I now know it is the careful cultivation of this foundation that also makes SAPT the kind of place that attracts (and keeps) excellent staff members.
When you successfully build an organization that prizes continued learning - and you do it in the way that checks all your “boxes” - you will find that you and your staff look forward to work pretty much each and every day. This is your life’s work, why not enjoy it?
Why build a culture of learning?
It’s pretty awesome knowing that you and your staff are at the forefront of research and new methods.
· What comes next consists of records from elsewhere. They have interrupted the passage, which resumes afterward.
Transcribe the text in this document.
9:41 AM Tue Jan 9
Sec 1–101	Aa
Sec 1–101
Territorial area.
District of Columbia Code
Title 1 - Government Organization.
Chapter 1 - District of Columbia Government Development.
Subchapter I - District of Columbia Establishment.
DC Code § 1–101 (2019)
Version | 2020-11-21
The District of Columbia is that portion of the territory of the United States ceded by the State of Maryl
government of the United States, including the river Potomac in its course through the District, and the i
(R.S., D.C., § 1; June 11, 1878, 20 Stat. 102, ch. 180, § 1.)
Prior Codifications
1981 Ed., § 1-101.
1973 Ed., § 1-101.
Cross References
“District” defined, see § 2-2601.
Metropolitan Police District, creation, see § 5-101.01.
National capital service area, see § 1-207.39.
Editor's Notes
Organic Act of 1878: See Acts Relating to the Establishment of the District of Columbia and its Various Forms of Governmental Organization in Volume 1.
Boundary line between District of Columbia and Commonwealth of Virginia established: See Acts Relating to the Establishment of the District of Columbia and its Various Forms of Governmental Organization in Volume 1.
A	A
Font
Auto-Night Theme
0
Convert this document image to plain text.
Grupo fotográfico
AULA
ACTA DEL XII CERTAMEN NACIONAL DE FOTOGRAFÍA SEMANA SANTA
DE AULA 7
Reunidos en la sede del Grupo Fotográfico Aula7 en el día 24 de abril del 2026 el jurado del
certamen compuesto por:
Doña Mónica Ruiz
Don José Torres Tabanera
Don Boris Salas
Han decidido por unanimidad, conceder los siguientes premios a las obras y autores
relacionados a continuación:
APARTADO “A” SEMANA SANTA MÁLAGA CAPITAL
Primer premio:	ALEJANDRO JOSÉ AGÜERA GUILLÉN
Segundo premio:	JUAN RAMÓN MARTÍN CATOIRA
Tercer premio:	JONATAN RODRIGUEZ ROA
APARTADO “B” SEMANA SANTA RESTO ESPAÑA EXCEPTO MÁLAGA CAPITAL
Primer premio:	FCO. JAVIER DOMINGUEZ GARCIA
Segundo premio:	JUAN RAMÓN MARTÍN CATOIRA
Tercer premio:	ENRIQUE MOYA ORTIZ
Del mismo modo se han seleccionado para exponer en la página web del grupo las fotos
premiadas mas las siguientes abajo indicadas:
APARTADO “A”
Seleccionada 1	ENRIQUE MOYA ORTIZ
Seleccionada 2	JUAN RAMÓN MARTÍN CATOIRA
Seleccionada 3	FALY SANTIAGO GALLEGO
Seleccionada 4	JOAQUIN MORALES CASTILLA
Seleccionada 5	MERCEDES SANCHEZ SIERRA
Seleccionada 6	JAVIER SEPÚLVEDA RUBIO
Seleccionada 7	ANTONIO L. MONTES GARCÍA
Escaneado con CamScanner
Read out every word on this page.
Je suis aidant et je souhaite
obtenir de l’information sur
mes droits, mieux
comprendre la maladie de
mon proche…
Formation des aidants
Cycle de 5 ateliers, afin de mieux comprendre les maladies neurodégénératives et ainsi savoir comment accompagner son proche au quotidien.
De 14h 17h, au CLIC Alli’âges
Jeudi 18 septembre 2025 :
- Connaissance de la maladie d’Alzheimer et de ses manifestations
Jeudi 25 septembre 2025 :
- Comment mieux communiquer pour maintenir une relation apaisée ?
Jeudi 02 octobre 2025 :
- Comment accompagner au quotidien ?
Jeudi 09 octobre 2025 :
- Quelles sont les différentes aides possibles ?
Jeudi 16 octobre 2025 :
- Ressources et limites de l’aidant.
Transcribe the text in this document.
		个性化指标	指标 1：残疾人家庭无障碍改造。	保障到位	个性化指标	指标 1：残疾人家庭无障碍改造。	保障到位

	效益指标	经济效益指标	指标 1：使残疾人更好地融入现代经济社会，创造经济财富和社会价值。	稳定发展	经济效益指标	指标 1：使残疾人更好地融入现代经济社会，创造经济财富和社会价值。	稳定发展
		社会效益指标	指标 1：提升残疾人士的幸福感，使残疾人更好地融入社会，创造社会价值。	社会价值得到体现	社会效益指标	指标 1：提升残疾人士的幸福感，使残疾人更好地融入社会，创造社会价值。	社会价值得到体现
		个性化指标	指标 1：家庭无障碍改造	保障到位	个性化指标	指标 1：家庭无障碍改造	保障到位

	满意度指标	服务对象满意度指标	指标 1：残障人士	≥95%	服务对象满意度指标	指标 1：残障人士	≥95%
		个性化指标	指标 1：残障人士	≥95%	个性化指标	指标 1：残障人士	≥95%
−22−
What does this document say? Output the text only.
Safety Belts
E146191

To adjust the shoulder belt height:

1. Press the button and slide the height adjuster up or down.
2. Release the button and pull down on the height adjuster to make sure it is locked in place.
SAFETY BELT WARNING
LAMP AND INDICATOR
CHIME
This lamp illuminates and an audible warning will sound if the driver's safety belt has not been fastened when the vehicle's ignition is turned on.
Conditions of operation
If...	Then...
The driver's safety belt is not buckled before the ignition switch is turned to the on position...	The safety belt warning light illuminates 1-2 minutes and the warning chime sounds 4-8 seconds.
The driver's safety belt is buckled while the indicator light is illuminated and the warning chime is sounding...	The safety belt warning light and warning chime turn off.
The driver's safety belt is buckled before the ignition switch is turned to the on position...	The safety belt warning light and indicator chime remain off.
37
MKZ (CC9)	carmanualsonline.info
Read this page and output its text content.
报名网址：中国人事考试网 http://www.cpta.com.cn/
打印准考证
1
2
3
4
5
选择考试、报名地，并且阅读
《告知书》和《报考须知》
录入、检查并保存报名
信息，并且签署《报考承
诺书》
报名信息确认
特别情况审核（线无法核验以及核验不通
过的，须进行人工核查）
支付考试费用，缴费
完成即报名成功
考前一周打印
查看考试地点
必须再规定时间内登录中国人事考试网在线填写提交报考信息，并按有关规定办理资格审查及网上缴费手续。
It puts you and your team in a significant position of power to determine what is worth your time to investigate and what is not.
Let’s face it, some people still view anyone in the strength, performance, and fitness industries as [dummies, meatheads, jocks, uneducated, take your pick]. In my experience, this really couldn’t be further from the truth. I’ve had the privilege to work with many amazing minds over my 15 years in the industry. Do your part to change that assumption.
Encouraging your staff to bring their own ideas to the table for discussion will often outweigh any raise or bonus that can be offered. The ones that are motivated by this *perk* are the good eggs, anyway.
My staff are encouraged to explore whatever strikes a chord with them. This approach has turned up real, measurable value for us.
Even if you don’t care about staff satisfaction (which you should) or improving the state of our industry (which you also should), it is your DUTY to continue to learn for the betterment of your athletes and clients. This is your job, after all.
How do you do it?
Build it into the culture.
Remove barriers: they might be related to time, money, actual staff members, your behaviors. Whatever… we’ve all got them, just identify them and figure out how you will remove them and on what timeframe.
Avoid judging people’s ideas - keep the conversation open. You can laugh together after you - appropriately - tell the kid right out of college why benching with your legs in the air is a bad idea. Keep it friendly. This approach builds trust.
Set aside time to share and discuss new ideas if it doesn’t happen organically throughout the week
Pose big questions. For example, in October 2013, I held a staff meeting where I said we were going to build a software to automate program design and it was the responsibility of all of us to figure it out. We did!
Don’t settle for less and remove anyone who isn’t A-player material
Execute and live it
This time cannot be undervalued. It can be pretty hard to commit to this in the beginning if it is new to your organization. But, over time, the value will be impossible to deny.
Consider setting caps on the amount of time used for self-education per week. This may help everyone ease into the new system.
Now, if you have read all this and tell yourself “Sarah, this all sounds great! I love learning, but I just work so much. Where will I find the time?”
To which I say: “You will find the time when you make it a priority.”
Failing to properly prioritize the things that you know will move your organization forward is going to do nothing but guarantee you're about as good as everyone else. Maybe a little better, maybe a little worse. But that’s it.
Why be 10% better when you could be 10x better?